Lecturer: Stephen Owen
Event Date: 4/2 (Tuesday) 15:00-17:00
Event Location: NTU College of Liberal Arts Lecture Hall
Organizers: National Taiwan University College of Liberal Arts, Trend Education Foundation

The lecture will be held in English, click here to register (https://forms.gle/nWDTjCQxWkK2WxxS6)


  Trend Education Foundation has donated the “Advancing Connected Futures” project to our university, which is being implemented by the College of Liberal Arts. There exists a close and complex relationship among civilization, literature, culture, and history. They intertwine with each other, and shape the trajectory of human societal development. Literature, as a significant form of cultural expression, conveys thoughts, emotions, and experiences; literary works simultaneously are products of and shapers of culture. Through language, style, themes, and other aspects of representation, they demonstrate the essence of specific cultures and their unique charm. Cross-cultural communication and understanding the diversity of the world are facilitated by literature, making it an indispensable medium. As for interpreting historical events and societal changes, depicting life scenes, and reflecting the characteristics of the times and people, literary works pass them on to future generations through words, imagination, and artistic representation. The significance of literature not only reflects the achievements of civilization but also propels the progress of civilization.


  The inaugural lecture of the “Advancing Connected Futures” project featuring an international scholar will be held in the lecture hall of the College of Liberal Arts. We are honored to invite Professor Stephen Owen, a renowned Sinologist from the United States and the James Bryant Conant University Emeritus Professor at Harvard University, to deliver a lecture titled “The Disabling Word: Philology and Working with the Chuci” on April 2nd from 15:00 to 17:00.


  Professor Owen is a forward-thinking scholar known for his exploration of the exchange and integration of civilizations. He is not only a Fellow of the American Academy of Arts and Sciences and a member of the American Philosophical Society, but also the recipient of the 2018 Tang Prize in Sinology. Professor Owen has been deeply engaged in the study of classical Chinese poetry and literary theory, as well as comparative literature and world literature. He is particularly renowned for his groundbreaking research on the works of Du Fu.


  Over the course of eight years, He translated nearly 1,400 poems by Du Fu, culminating in the publication of The Poetry of Du Fu, totaling over three thousand pages.
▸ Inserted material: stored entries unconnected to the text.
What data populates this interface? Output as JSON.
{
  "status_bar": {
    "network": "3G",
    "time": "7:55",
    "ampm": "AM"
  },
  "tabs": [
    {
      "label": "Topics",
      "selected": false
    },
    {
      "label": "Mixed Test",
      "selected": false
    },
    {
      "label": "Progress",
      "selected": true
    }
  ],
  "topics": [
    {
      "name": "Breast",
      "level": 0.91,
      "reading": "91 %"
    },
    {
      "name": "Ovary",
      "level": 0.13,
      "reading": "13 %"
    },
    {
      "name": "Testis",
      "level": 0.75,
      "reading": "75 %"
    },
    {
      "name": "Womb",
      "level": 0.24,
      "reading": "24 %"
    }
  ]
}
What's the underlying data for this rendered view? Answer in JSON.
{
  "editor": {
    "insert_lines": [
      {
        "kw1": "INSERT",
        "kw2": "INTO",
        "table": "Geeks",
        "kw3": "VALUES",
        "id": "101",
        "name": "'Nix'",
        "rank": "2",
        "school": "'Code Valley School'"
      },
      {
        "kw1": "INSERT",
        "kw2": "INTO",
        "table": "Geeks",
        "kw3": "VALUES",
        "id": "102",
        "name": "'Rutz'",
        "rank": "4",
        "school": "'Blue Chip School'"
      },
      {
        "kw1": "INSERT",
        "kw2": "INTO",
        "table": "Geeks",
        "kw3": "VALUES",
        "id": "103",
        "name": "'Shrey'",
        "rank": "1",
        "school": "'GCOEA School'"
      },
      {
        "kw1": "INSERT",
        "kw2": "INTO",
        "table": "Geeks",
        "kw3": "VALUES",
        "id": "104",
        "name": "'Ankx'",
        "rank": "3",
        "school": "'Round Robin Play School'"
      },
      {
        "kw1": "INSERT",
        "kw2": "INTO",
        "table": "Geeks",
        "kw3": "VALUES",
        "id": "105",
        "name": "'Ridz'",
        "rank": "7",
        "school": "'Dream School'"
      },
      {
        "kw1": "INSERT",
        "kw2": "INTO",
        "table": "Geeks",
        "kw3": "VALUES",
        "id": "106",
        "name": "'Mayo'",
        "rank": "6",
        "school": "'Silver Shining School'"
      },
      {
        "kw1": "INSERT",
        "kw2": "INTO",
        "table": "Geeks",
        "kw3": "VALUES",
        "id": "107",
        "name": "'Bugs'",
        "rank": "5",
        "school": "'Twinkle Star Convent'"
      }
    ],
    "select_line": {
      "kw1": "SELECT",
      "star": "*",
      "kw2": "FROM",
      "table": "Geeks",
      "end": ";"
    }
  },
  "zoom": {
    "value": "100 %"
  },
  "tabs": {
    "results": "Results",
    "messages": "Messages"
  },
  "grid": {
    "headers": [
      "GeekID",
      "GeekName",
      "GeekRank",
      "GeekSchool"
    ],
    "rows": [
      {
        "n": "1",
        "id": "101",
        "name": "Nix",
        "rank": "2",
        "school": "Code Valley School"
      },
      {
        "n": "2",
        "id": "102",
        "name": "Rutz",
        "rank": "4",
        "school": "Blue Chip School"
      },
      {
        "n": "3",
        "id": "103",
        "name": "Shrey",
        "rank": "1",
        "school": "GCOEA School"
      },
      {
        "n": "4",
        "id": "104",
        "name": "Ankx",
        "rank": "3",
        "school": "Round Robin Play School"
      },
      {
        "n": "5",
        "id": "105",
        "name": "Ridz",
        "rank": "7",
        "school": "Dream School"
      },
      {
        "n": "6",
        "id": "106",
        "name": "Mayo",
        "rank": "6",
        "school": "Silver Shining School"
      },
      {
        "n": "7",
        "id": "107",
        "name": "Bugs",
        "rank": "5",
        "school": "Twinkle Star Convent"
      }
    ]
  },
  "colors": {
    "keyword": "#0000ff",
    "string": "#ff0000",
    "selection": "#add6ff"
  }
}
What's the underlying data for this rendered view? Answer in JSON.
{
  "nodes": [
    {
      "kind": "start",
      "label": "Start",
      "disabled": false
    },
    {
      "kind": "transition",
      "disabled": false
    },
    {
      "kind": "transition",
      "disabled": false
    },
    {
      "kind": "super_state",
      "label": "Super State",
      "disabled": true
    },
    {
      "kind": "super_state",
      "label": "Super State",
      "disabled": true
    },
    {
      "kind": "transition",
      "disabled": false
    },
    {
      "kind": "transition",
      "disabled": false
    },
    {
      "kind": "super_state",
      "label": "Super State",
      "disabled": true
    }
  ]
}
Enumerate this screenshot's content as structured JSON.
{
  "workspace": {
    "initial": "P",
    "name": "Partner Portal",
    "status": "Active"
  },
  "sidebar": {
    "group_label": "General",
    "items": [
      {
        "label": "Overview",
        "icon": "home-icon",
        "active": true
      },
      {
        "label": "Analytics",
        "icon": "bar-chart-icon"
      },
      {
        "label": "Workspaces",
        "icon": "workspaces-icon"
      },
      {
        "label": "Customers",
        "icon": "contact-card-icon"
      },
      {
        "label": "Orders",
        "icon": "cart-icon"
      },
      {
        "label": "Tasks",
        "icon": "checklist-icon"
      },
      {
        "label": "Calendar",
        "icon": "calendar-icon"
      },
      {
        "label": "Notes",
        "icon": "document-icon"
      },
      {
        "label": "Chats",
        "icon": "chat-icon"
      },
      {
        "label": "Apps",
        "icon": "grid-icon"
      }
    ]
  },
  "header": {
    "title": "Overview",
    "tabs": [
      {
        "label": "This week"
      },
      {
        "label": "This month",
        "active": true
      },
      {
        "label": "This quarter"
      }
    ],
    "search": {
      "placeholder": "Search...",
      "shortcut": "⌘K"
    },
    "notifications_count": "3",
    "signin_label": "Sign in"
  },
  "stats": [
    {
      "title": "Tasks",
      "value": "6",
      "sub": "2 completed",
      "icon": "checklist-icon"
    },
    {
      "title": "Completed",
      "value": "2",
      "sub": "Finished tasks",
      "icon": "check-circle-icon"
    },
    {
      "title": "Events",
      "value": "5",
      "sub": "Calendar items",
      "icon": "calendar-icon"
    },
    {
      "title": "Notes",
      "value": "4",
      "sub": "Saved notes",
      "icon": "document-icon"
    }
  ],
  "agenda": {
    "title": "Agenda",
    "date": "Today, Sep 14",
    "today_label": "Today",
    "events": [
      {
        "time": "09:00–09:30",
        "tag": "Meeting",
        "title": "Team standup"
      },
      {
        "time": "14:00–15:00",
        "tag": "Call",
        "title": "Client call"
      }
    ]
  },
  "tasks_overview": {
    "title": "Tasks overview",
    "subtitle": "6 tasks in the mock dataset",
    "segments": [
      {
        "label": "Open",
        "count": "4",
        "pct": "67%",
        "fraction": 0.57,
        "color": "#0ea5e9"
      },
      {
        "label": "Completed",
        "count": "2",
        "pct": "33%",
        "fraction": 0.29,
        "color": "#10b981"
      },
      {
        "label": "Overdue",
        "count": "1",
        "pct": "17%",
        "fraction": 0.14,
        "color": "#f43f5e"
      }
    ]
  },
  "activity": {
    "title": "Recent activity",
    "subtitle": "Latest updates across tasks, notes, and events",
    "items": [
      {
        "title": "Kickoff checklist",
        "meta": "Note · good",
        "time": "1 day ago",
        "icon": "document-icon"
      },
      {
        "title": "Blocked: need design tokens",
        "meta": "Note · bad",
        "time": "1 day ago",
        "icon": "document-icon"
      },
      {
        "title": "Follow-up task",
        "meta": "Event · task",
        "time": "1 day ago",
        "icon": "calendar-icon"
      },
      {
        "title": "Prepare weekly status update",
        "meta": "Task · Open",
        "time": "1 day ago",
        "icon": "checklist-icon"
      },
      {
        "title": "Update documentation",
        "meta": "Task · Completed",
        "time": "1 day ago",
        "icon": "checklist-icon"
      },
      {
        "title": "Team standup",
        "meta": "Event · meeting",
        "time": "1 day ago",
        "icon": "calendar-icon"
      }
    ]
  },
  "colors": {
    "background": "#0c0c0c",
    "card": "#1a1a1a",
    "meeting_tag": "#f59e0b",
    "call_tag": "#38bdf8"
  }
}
He has authored several monographs and essays, including The Poetry of the Early Tang, The Great Age of Chinese Poetry: The High Tang, Remembrances: The Experience of the Past in Classical Chinese Literature, Readings in Chinese Literary Thought, Tashande shitou ji, Milou: Poetry and the Labyrinth of Desire, The End of the Chinese ‘Middle Ages’: Essays in Mid-Tang Literary Culture. Most of these works have been translated into Chinese and published successively. The translated work An Anthology of Chinese Literature was honored with the National Translation Award by the American Literary Translators Association. Professor Owen’s academic and creative endeavors have transcended national borders and cultural boundaries, earning him international acclaim for his remarkable contributions. His participation in this project will offer a fresh perspective to the study of classical literature and provide the academic community in our country with the most cutting-edge research trends.